A Prefeitura de Dourados, no Mato Grosso do Sul, confirmou a quarta morte por chikungunya na Reserva Indígena, conforme boletim da Vigilância em Saúde divulgado nesta segunda-feira, 16 de março de 2026.
A situação nas aldeias é considerada uma epidemia devido ao aumento rápido de casos nas últimas semanas. Para conter o avanço da doença, equipes da Secretaria Municipal de Saúde realizam um mutirão nas aldeias Jaguapiru e Bororó, com apoio de profissionais de Itaporã e do Governo do Estado.
A Força Nacional do Sistema Único de Saúde (SUS) também chegará ao local na quinta-feira, 19 de março, para reforçar o combate à doença.
Até o momento, foram registrados 407 casos na Reserva Indígena, sendo 202 confirmados, 181 em investigação, 24 descartados e quatro mortes. As vítimas incluem uma mulher de 69 anos da Aldeia Jaguapiru, que faleceu em 26 de fevereiro; um homem de 73 anos, também da Aldeia Jaguapiru, que morreu em 9 de março; um bebê de 3 meses da Aldeia Bororó, que faleceu em 10 de março; e uma mulher de 60 anos da Aldeia Jaguapiru, que morreu em 12 de março.
Na área urbana de Dourados, também houve um aumento de casos. Em 2026, foram registradas 912 notificações, com 379 confirmações, 383 exames aguardando resultado e 150 descartados. Até agora, não há mortes registradas fora da Reserva Indígena.

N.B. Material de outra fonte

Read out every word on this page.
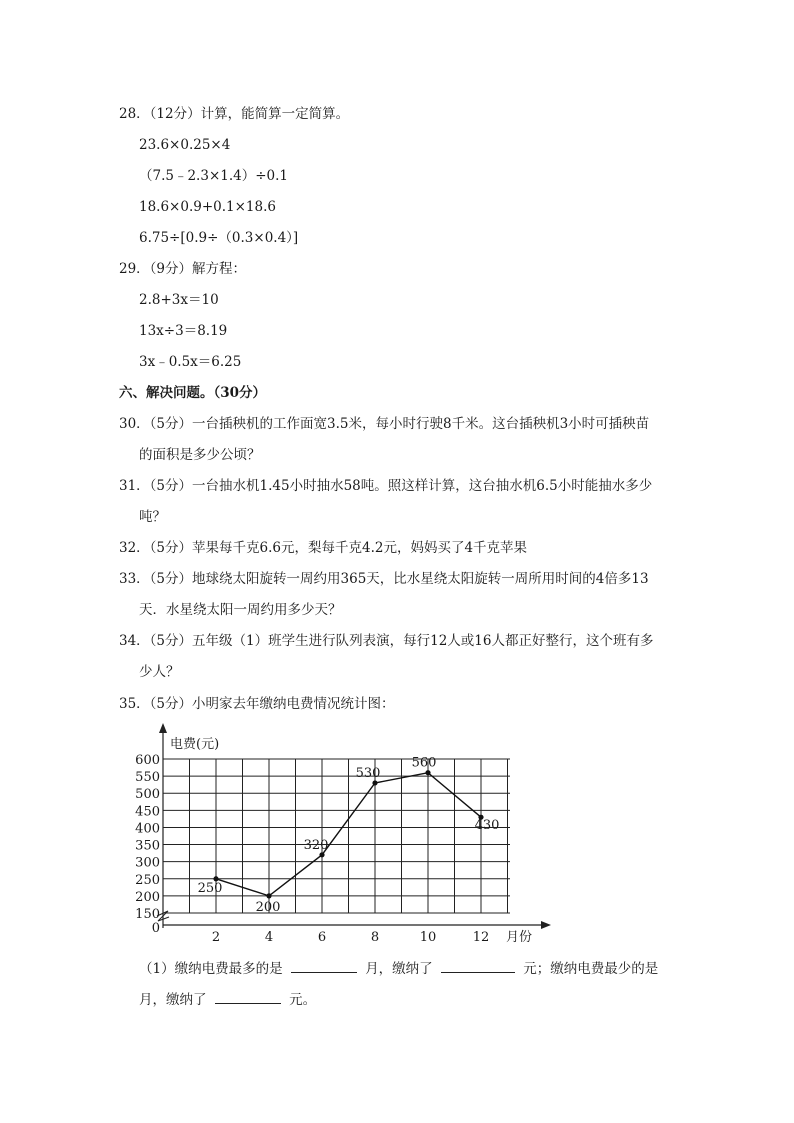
28．（12分）计算，能简算一定简算。
23.6×0.25×4
（7.5﹣2.3×1.4）÷0.1
18.6×0.9+0.1×18.6
6.75÷[0.9÷（0.3×0.4）]
29．（9分）解方程：
2.8+3x＝10
13x÷3＝8.19
3x﹣0.5x＝6.25
六、解决问题。（30分）
30．（5分）一台插秧机的工作面宽3.5米，每小时行驶8千米。这台插秧机3小时可插秧苗
的面积是多少公顷？
31．（5分）一台抽水机1.45小时抽水58吨。照这样计算，这台抽水机6.5小时能抽水多少
吨？
32．（5分）苹果每千克6.6元，梨每千克4.2元，妈妈买了4千克苹果
33．（5分）地球绕太阳旋转一周约用365天，比水星绕太阳旋转一周所用时间的4倍多13
天．水星绕太阳一周约用多少天？
34．（5分）五年级（1）班学生进行队列表演，每行12人或16人都正好整行，这个班有多
少人？
35．（5分）小明家去年缴纳电费情况统计图：
0
150
200
250
300
350
400
450
500
550
600
2	4	6	8	10	12
电费(元)
月份
250
200
320
530
560
430
（1）缴纳电费最多的是	月，缴纳了	元；缴纳电费最少的是
月，缴纳了	元。
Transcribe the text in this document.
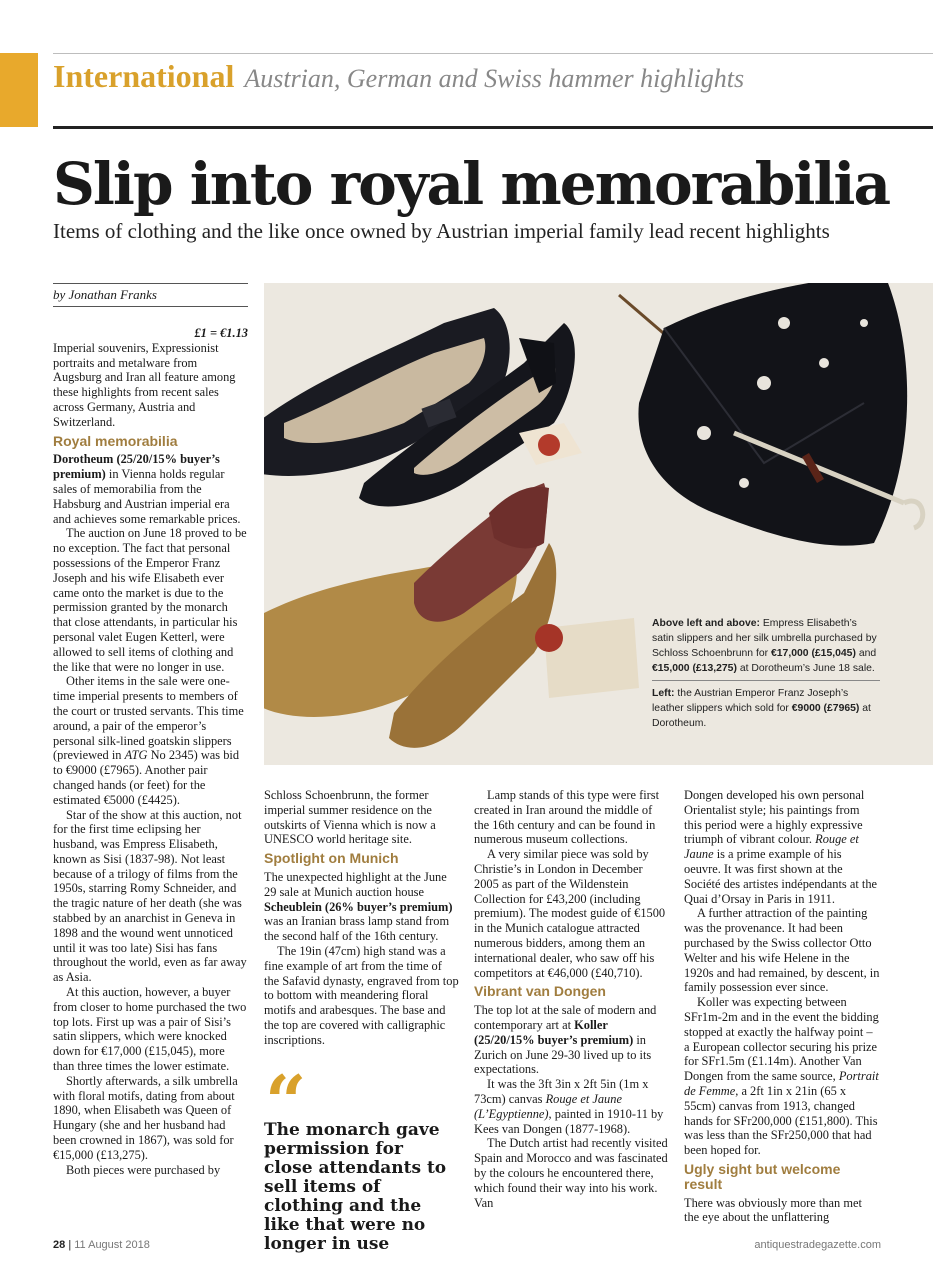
International Austrian, German and Swiss hammer highlights
Slip into royal memorabilia
Items of clothing and the like once owned by Austrian imperial family lead recent highlights
by Jonathan Franks

£1 = €1.13

Imperial souvenirs, Expressionist portraits and metalware from Augsburg and Iran all feature among these highlights from recent sales across Germany, Austria and Switzerland.

Royal memorabilia

Dorotheum (25/20/15% buyer’s premium) in Vienna holds regular sales of memorabilia from the Habsburg and Austrian imperial era and achieves some remarkable prices.

The auction on June 18 proved to be no exception. The fact that personal possessions of the Emperor Franz Joseph and his wife Elisabeth ever came onto the market is due to the permission granted by the monarch that close attendants, in particular his personal valet Eugen Ketterl, were allowed to sell items of clothing and the like that were no longer in use.

Other items in the sale were one-time imperial presents to members of the court or trusted servants. This time around, a pair of the emperor’s personal silk-lined goatskin slippers (previewed in ATG No 2345) was bid to €9000 (£7965). Another pair changed hands (or feet) for the estimated €5000 (£4425).

Star of the show at this auction, not for the first time eclipsing her husband, was Empress Elisabeth, known as Sisi (1837-98). Not least because of a trilogy of films from the 1950s, starring Romy Schneider, and the tragic nature of her death (she was stabbed by an anarchist in Geneva in 1898 and the wound went unnoticed until it was too late) Sisi has fans throughout the world, even as far away as Asia.

At this auction, however, a buyer from closer to home purchased the two top lots. First up was a pair of Sisi’s satin slippers, which were knocked down for €17,000 (£15,045), more than three times the lower estimate.

Shortly afterwards, a silk umbrella with floral motifs, dating from about 1890, when Elisabeth was Queen of Hungary (she and her husband had been crowned in 1867), was sold for €15,000 (£13,275).

Both pieces were purchased by

Above left and above: Empress Elisabeth’s satin slippers and her silk umbrella purchased by Schloss Schoenbrunn for €17,000 (£15,045) and €15,000 (£13,275) at Dorotheum’s June 18 sale.

Left: the Austrian Emperor Franz Joseph’s leather slippers which sold for €9000 (£7965) at Dorotheum.

Schloss Schoenbrunn, the former imperial summer residence on the outskirts of Vienna which is now a UNESCO world heritage site.

Spotlight on Munich

The unexpected highlight at the June 29 sale at Munich auction house Scheublein (26% buyer’s premium) was an Iranian brass lamp stand from the second half of the 16th century.

The 19in (47cm) high stand was a fine example of art from the time of the Safavid dynasty, engraved from top to bottom with meandering floral motifs and arabesques. The base and the top are covered with calligraphic inscriptions.

“
The monarch gave permission for close attendants to sell items of clothing and the like that were no longer in use

Lamp stands of this type were first created in Iran around the middle of the 16th century and can be found in numerous museum collections.

A very similar piece was sold by Christie’s in London in December 2005 as part of the Wildenstein Collection for £43,200 (including premium). The modest guide of €1500 in the Munich catalogue attracted numerous bidders, among them an international dealer, who saw off his competitors at €46,000 (£40,710).

Vibrant van Dongen

The top lot at the sale of modern and contemporary art at Koller (25/20/15% buyer’s premium) in Zurich on June 29-30 lived up to its expectations.

It was the 3ft 3in x 2ft 5in (1m x 73cm) canvas Rouge et Jaune (L’Egyptienne), painted in 1910-11 by Kees van Dongen (1877-1968).

The Dutch artist had recently visited Spain and Morocco and was fascinated by the colours he encountered there, which found their way into his work. Van

Dongen developed his own personal Orientalist style; his paintings from this period were a highly expressive triumph of vibrant colour. Rouge et Jaune is a prime example of his oeuvre. It was first shown at the Société des artistes indépendants at the Quai d’Orsay in Paris in 1911.

A further attraction of the painting was the provenance. It had been purchased by the Swiss collector Otto Welter and his wife Helene in the 1920s and had remained, by descent, in family possession ever since.

Koller was expecting between SFr1m-2m and in the event the bidding stopped at exactly the halfway point – a European collector securing his prize for SFr1.5m (£1.14m). Another Van Dongen from the same source, Portrait de Femme, a 2ft 1in x 21in (65 x 55cm) canvas from 1913, changed hands for SFr200,000 (£151,800). This was less than the SFr250,000 that had been hoped for.

Ugly sight but welcome result

There was obviously more than met the eye about the unflattering

28 | 11 August 2018	antiquestradegazette.com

Apesar da população urbana ser maior, com cerca de 264 mil habitantes em comparação a aproximadamente 20 mil na Reserva, a proporção de casos nas aldeias é mais alta. Os números atuais já superam os do ano de 2025, quando foram registrados 184 casos confirmados e uma morte em todo o município e na Reserva.
A prefeitura organizou uma força-tarefa nas aldeias Jaguapiru e Bororó, onde as equipes já vistoriaram 4.319 imóveis, realizaram tratamento em 2.173 locais e identificaram 1.004 focos do mosquito Aedes aegypti, a maioria em caixas d’água, lixo e pneus. Além disso, houve borrifação em 43 imóveis, uso de dois equipamentos de inseticida e a atuação de 86 agentes de endemias e 29 agentes de saúde indígena.
A chikungunya é transmitida pelo mosquito Aedes aegypti e provoca febre alta, dores nas articulações e cansaço. Em casos mais graves, pode ocasionar complicações neurológicas, como encefalite, meningite e paralisia. A recuperação pode ser lenta, com dores que persistem por um longo período.